Avec la campagne 2011-2012, les pays se retrouvent à nouveau face à un risque de crise alimentaire. Dans ce cadre conformément à la décision de ses organes délibérants, la Boad a mis en place au profit de chaque Etat de l’union, deux facilités pour une assistance financière d’urgence. Il s’agit d’un prêt direct immédiat de 1,5 milliard F CFA par pays et d’un prêt de 2,25 milliards de francs CFA par Etat, à travers la rétrocession du montant global de 18 milliards F CFA à mobiliser sur le marché régional des capitaux.

Les perspectives de relance du secteur agricole en vue de la réalisation d’une sécurité alimentaire durable ont été identifiées à travers neuf axes d’interventions prioritaires.

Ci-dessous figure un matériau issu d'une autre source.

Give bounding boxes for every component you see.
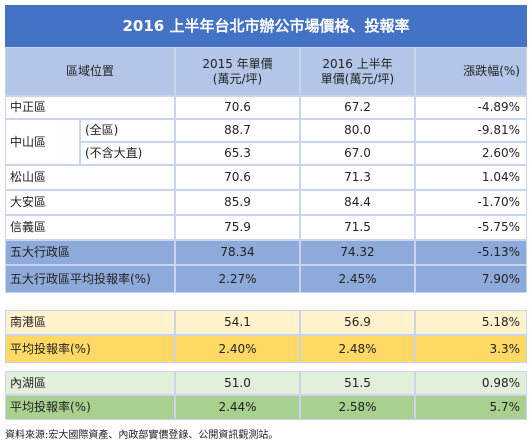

Il faut souligner que dans le cadre de la relance de la production et de la productivité agricoles à travers la mise en œuvre de ces axes en vue de la réalisation de la sécurité alimentaire, les organes et institutions de l’Uemoa ont engagé des programmes d’un montant global de 405 683 milliards de F CFA. Cependant cette relance de l’agriculture pour être durable nécessite un financement de 844 521 milliards de F CFA. Enfin, il est proposé la mise en place d’un mécanisme de suivi et d’évaluation, comprenant un comité de suivi et d’un comité de pilotage, en vue d’assurer la réussite des actions identifiées dans le rapport.